La pratica di scrivere della musica ed affidarne l`esecuzione ad altri musicisti è tipica della tradizione classica e talmente in disuso da essere riducibile a ben pochi esempi della contemporaneità . Ma si tratta di una pratica che può essere, e deve essere, recuperata, seppure si tratti di un recupero che non può avvenire con leggerezza e richieda perciò attenzione e competenza. Nel nostro caso i requisiti necessari non difettano di certo, nè all'autore nè all'esecutore, ed è quindi con interesse e spirito curioso che bisogna avvicinarsi a questo nuovo disco di Taku Sugimoto, e anche con la consapevolezza di essere alle prese con una situazione anomala rispetto alle nostre abitudini.
La scrittura di Taku non è per chitarra o per violoncello, gli strumenti che solitamente egli suona, ma per cimbali, `accessori` secondari nella musica occidentale ma elementi essenziali nel jazz e nella tradizione della cultura buddista, ed è affidata a uno dei massimi esperti in strumenti a percussione della contemporaneità . Tengo a precisare questa cosa perchè l`ascolto del CD richiede una predisposizione positiva alla comprensione, basata sulla conoscenza degli elementi che lo compongono, altrimenti tanto vale evitare di ascoltarlo.
Un altro intoppo è sicuramente costituito dai lunghi silenzi che separano alcune delle varie fasi in cui è divisa la composizione, e di nuovo servirebbe una raccomandazione su come sia necessario armarsi di pazienza per non correre il rischio di liquidare il disco con un banale `non ho tempo da perdere` (la `fretta` e la `mancanza di tempo da perdere` sono i veri mali della nostra civiltà , altro che il fumo!!!).

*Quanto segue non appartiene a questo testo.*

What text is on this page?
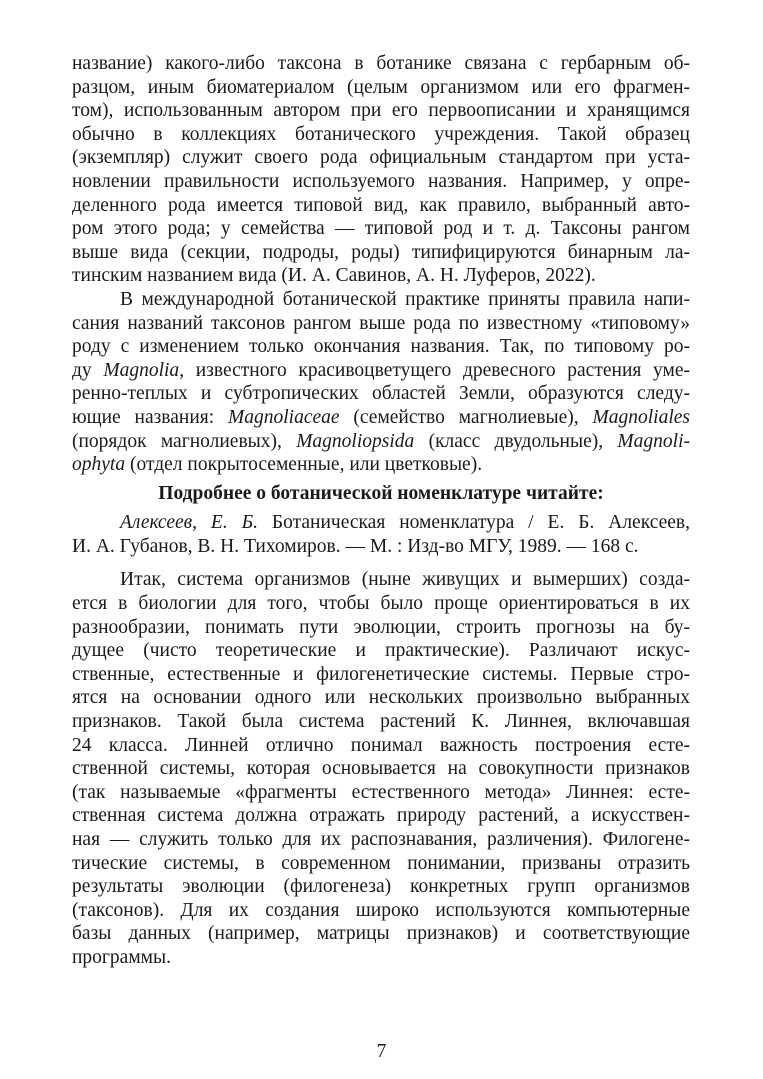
название) какого-либо таксона в ботанике связана с гербарным об-
разцом, иным биоматериалом (целым организмом или его фрагмен-
том), использованным автором при его первоописании и хранящимся
обычно в коллекциях ботанического учреждения. Такой образец
(экземпляр) служит своего рода официальным стандартом при уста-
новлении правильности используемого названия. Например, у опре-
деленного рода имеется типовой вид, как правило, выбранный авто-
ром этого рода; у семейства — типовой род и т. д. Таксоны рангом
выше вида (секции, подроды, роды) типифицируются бинарным ла-
тинским названием вида (И. А. Савинов, А. Н. Луферов, 2022).
В международной ботанической практике приняты правила напи-
сания названий таксонов рангом выше рода по известному «типовому»
роду с изменением только окончания названия. Так, по типовому ро-
ду Magnolia, известного красивоцветущего древесного растения уме-
ренно-теплых и субтропических областей Земли, образуются следу-
ющие названия: Magnoliaceae (семейство магнолиевые), Magnoliales
(порядок магнолиевых), Magnoliopsida (класс двудольные), Magnoli-
ophyta (отдел покрытосеменные, или цветковые).
Подробнее о ботанической номенклатуре читайте:
Алексеев, Е. Б. Ботаническая номенклатура / Е. Б. Алексеев,
И. А. Губанов, В. Н. Тихомиров. — М. : Изд-во МГУ, 1989. — 168 с.
Итак, система организмов (ныне живущих и вымерших) созда-
ется в биологии для того, чтобы было проще ориентироваться в их
разнообразии, понимать пути эволюции, строить прогнозы на бу-
дущее (чисто теоретические и практические). Различают искус-
ственные, естественные и филогенетические системы. Первые стро-
ятся на основании одного или нескольких произвольно выбранных
признаков. Такой была система растений К. Линнея, включавшая
24 класса. Линней отлично понимал важность построения есте-
ственной системы, которая основывается на совокупности признаков
(так называемые «фрагменты естественного метода» Линнея: есте-
ственная система должна отражать природу растений, а искусствен-
ная — служить только для их распознавания, различения). Филогене-
тические системы, в современном понимании, призваны отразить
результаты эволюции (филогенеза) конкретных групп организмов
(таксонов). Для их создания широко используются компьютерные
базы данных (например, матрицы признаков) и соответствующие
программы.
7
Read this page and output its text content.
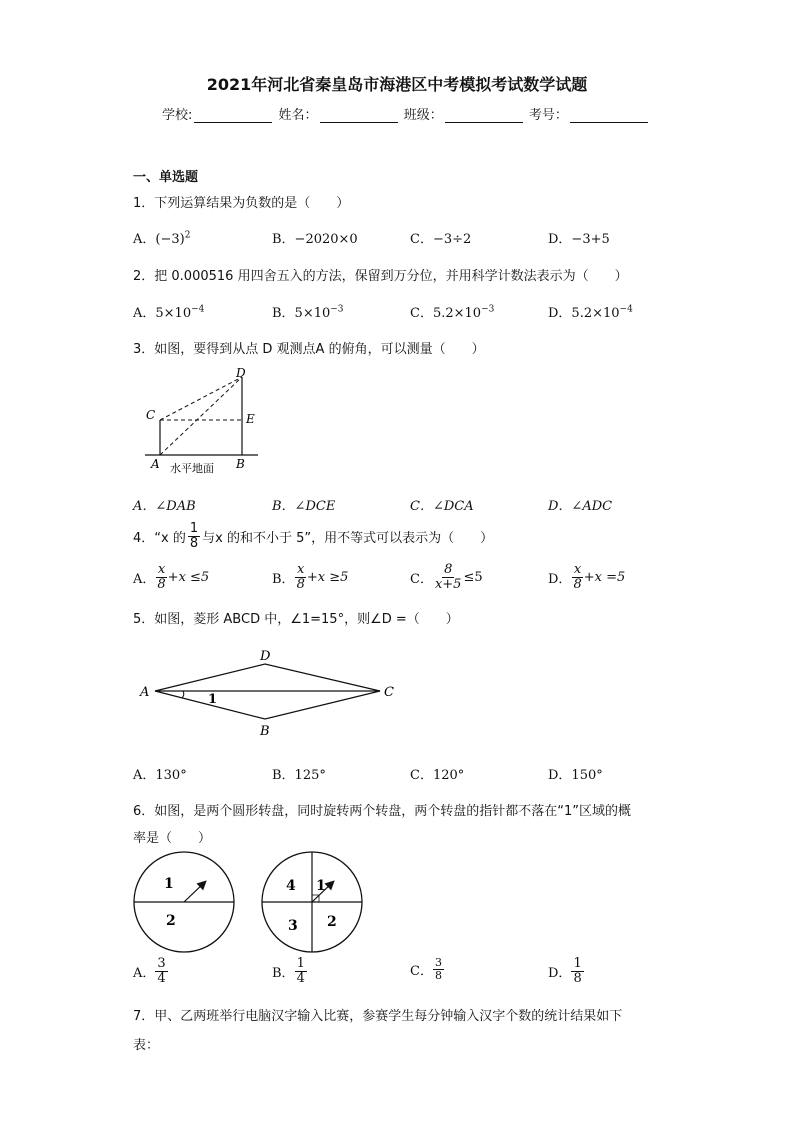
2021年河北省秦皇岛市海港区中考模拟考试数学试题
学校:	姓名：	班级：	考号：
一、单选题
1．下列运算结果为负数的是（　　）
A．$(-3)^2$	B．−2020×0	C．−3÷2	D．−3+5
2．把 0.000516 用四舍五入的方法，保留到万分位，并用科学计数法表示为（　　）
A．$5\times 10^{-4}$	B．$5\times 10^{-3}$	C．$5.2\times 10^{-3}$	D．$5.2\times 10^{-4}$
3．如图，要得到从点 D 观测点A 的俯角，可以测量（　　）
D
C	E
A	B
水平地面
A．∠DAB	B．∠DCE	C．∠DCA	D．∠ADC
4．“x 的 $\frac{1}{8}$ 与x 的和不小于 5”，用不等式可以表示为（　　）
A． $\frac{x}{8} +x \le 5$	B． $\frac{x}{8} +x \ge 5$	C． $\frac{8}{x+5} \le 5$	D． $\frac{x}{8} +x =5$
5．如图，菱形 ABCD 中，∠1=15°，则∠D =（　　）
A
D
C
B
1
A．130°	B．125°	C．120°	D．150°
6．如图，是两个圆形转盘，同时旋转两个转盘，两个转盘的指针都不落在“1”区域的概
率是（　　）
1
2
4 1
3 2
A． $\frac{3}{4}$	B． $\frac{1}{4}$	C． $\frac{3}{8}$	D． $\frac{1}{8}$
7．甲、乙两班举行电脑汉字输入比赛，参赛学生每分钟输入汉字个数的统计结果如下
表：
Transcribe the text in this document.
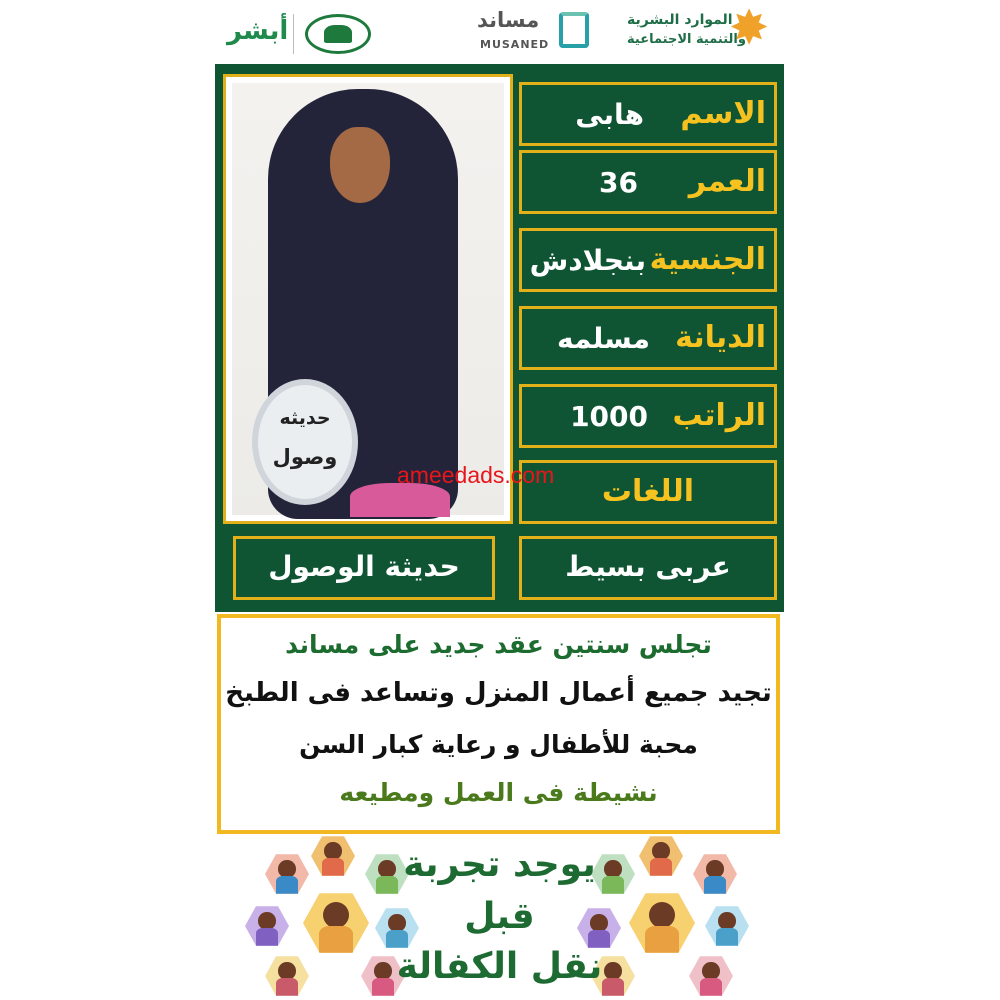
أبشر	مساند
MUSANED
الموارد البشرية
والتنمية الاجتماعية
✸
حديثه
وصول
الاسم
هابى
العمر
36
الجنسية
بنجلادش
الديانة
مسلمه
الراتب
1000
اللغات
ameedads.com
حديثة الوصول	عربى بسيط
تجلس سنتين عقد جديد على مساند
تجيد جميع أعمال المنزل وتساعد فى الطبخ
محبة للأطفال و رعاية كبار السن
نشيطة فى العمل ومطيعه
يوجد تجربة
قبل
نقل الكفالة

“Music For Cymbal” merita invece una parte del vostro tempo, che poi è piccola perchè il suo ascolto per 20 volte rappresenta solo la 25550ª parte di una vita media... e quanti sono coloro che ascoltano (veramente, intendo, senza fare altro) un disco per venti volte. La composizione di Taku è suddivisa in una serie di `studi` nei quali il `disco metallico` viene `aggredito` con modalità diverse, si passa cioè dalla percussione fitta e continua, con le vibrazioni che vanno a costruire una specie di saturazione sonora, alla percussione rarefatta, nella quale ogni battito avviene dopo il completo annullamento delle risonanze generate dal battito precedente, fino a giungere all`estremo di singoli battiti preceduti e seguiti da lunghe pause silenziose.
La ricezione del suono può essere scomposta in tre livelli diversi e complementari: il livello del beat puro e semplice, il livello delle risonanze e il livello della diffusione spaziale.
La percezione del beat richiede un ascolto ravvicinato atto a percepire giochi di abilità che, spesso, sono più disciplina per un fuoriclasse di arti marziali che non per un percussionista qual è Jason Kahn.
Un ascolto meno `ravvicinato` permette di focalizzare lo scorrere fluido delle risonanze, che variano timbricamente in base alla frequenza, alla potenza e alla locazione dei battiti.
Un ascolto in movimento permette di cogliere le variazioni determinate dalla diffusione spaziale di suoni estremamente dinamici, che ora possono manifestarsi come un coro di flauti e subito dopo come un requiem per organo, in grado di livellarsi in più strati di microvariazioni neurotoniche.
Un'altra diversificazione nell`ascolto può venire dall`utilizzo di volumi diversi che, egualmente, porta ad una percezione ulteriormente diversificata delle varie stratificazioni sonore. Gli unici appunti possono riguardare un`eccessiva freddezza - non so se attribuibile alla `scrittura`, all`esecuzione o ad entrambe le componenti - e una mancanza di concisione. Ma il giudizio complessivo è senz`altro positivo.